Some of these pictures and descriptions may give away plot details that you might not want to know before watching the film.
The Missing is a Western Fantasy directed by Ron Howard and starring Tommy Lee Jones, whose face is as chiseled and cracked as the rocky New Mexico Mountains where it was filmed, and Cate Blanchett. I call it a fantasy because it has a lot of magical Native American witchcraft that you have to accept if you want to believe the plot.
Samuel Jones (Tommy Lee Jones), who years previously abandoned his family to live as an Indian, and his estranged daughter Magdalena (Cate Blanchett) and her own young daughter are chasing a band of kidnappers who are mostly Apaches who have deserted from the US Army where they worked as guides. They kidnapped a bunch of girls, including Magdalena's older daughter, and are taking them to the border to sell to some Mexicans. Before the chase, we see Jones refusing a dinner plate of rabbit. He tells them he can't eat rabbit because he was bitten by a rattlesnake. Later we learn that an Indian medicine man told him that if he wore an amulet, said a prayer, ate no rabbit, and took care of his family for a year, then he would be cured, because a rattlesnake bite can make your soul very sick.

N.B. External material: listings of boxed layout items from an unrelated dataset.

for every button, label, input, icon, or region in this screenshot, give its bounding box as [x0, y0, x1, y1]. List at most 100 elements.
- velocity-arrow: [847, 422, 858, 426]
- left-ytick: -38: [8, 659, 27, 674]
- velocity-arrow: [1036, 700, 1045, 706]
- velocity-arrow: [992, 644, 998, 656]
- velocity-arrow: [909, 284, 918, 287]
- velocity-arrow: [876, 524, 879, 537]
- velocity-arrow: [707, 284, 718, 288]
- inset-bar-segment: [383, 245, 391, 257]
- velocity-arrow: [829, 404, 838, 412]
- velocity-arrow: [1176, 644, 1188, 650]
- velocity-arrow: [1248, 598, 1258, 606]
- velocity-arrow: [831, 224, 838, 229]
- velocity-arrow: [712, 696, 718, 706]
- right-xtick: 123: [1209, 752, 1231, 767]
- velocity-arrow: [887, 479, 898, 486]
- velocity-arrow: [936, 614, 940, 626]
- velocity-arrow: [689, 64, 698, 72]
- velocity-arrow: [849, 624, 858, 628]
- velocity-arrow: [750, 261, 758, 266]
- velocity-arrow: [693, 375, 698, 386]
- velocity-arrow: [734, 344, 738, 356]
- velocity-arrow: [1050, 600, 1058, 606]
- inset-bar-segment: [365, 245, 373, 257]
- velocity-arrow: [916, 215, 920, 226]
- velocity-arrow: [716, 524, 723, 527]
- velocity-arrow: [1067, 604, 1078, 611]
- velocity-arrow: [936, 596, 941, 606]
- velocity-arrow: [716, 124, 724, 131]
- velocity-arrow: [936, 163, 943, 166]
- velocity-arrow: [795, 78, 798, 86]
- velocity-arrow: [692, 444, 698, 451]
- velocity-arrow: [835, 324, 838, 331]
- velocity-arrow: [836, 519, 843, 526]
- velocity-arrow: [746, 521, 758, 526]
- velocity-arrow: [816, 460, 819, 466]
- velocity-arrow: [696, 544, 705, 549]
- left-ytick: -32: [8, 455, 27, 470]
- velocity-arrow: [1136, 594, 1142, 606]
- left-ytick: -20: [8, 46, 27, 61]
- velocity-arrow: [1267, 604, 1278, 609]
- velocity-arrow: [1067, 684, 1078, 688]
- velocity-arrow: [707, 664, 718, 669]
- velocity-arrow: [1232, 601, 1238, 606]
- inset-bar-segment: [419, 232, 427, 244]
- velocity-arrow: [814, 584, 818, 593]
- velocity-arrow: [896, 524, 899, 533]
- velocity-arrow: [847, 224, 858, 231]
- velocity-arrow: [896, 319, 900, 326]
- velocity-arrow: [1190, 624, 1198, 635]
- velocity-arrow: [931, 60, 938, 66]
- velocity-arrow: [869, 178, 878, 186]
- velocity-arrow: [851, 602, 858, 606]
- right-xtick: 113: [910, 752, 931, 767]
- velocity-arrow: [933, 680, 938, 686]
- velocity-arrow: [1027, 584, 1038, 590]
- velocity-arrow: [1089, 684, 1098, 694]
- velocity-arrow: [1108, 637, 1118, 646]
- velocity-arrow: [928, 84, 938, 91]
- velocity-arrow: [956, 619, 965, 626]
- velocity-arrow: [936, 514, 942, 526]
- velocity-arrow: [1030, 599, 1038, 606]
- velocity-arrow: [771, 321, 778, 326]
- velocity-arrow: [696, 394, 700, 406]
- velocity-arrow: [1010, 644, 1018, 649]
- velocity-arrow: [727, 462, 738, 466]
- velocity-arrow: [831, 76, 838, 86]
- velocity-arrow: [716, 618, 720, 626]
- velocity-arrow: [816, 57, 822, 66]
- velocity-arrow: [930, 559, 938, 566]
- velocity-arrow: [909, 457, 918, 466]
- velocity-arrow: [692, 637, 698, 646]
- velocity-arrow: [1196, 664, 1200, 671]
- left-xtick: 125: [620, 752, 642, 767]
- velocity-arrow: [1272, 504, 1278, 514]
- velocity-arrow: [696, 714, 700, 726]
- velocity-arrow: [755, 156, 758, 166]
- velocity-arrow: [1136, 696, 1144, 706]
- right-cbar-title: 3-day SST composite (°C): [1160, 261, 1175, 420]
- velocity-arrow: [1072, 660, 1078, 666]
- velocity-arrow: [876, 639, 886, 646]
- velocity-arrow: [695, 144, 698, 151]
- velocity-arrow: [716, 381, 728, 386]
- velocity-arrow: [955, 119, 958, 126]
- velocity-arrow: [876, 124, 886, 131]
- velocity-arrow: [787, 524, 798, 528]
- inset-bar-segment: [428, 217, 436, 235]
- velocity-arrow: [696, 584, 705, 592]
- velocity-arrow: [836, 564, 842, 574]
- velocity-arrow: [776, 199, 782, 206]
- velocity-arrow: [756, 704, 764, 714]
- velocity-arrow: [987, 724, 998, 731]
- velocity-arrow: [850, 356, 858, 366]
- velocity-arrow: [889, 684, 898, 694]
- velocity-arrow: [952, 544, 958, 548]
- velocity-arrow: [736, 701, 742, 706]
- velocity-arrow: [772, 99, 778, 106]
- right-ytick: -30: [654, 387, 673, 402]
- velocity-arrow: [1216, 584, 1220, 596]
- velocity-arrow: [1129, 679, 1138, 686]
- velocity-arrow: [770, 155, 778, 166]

Then we see an eery night scene with several live rattlesnakes tied and hanging down from some branches and someone with black fingers milking a rattlesnake's fangs with the venom dropping down onto a human heart. Then he makes a snake inject its venom into the heart. He takes a large bird's foot, maybe that of an eagle, and stabs the claws into the heart. Then we see him sneak up on a man and punch the claws into his throat to kill him. It appears that he used the venom as part of his witchcraft to kill the man. It would have been much easier to use a knife, but that would be boring in a movie so we get to see some creepy rattlesnake witchcraft nonsense instead.

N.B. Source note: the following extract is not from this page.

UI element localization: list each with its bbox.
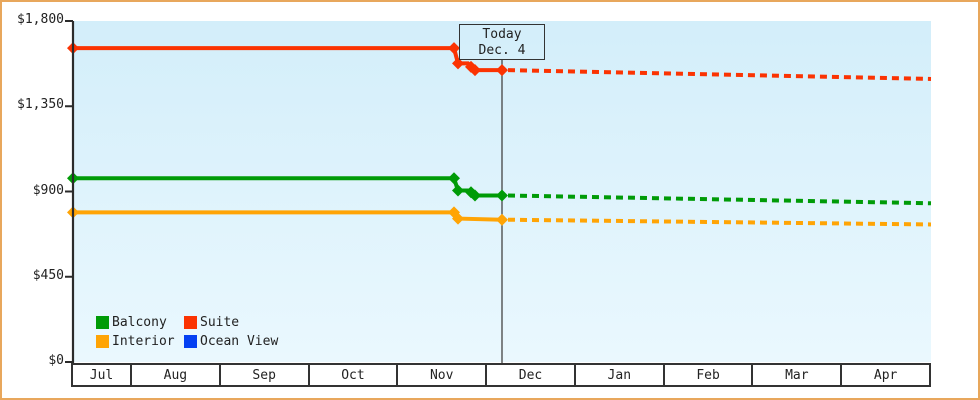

Jones' group comes upon the former camp of the witch and the others and the little girl falls to the ground screaming beneath a tree full of hanging rattlesnakes. Jones runs over but instead of shooting them he cuts the leather ties so the snakes can fall to the ground. He says something in his Indian language which the subtitles translate as "Go on now." This is a very rare example of kindness to rattlesnakes in a movie. Maybe it's part of Jones' rattlesnake bite cure. Regardless, one of the snakes strikes at him and he jumps back. (There must be a law that rattlesnakes have to strike at someone whenever they are used in a movie.) Jones tells them the man who used the snakes was a Brujo, a witch: "Snakes belong on the ground. This one hangs them in the air."
Most of the rattlesnakes are Western Diamond-backed Rattlesnakes, probably the most commonly used rattlesnake species in movies and perfectly appropriate for the New Mexico setting. The snakes we see hanging that Jones cuts down, however, are dead ones or props of some kind. No need to put the star in danger.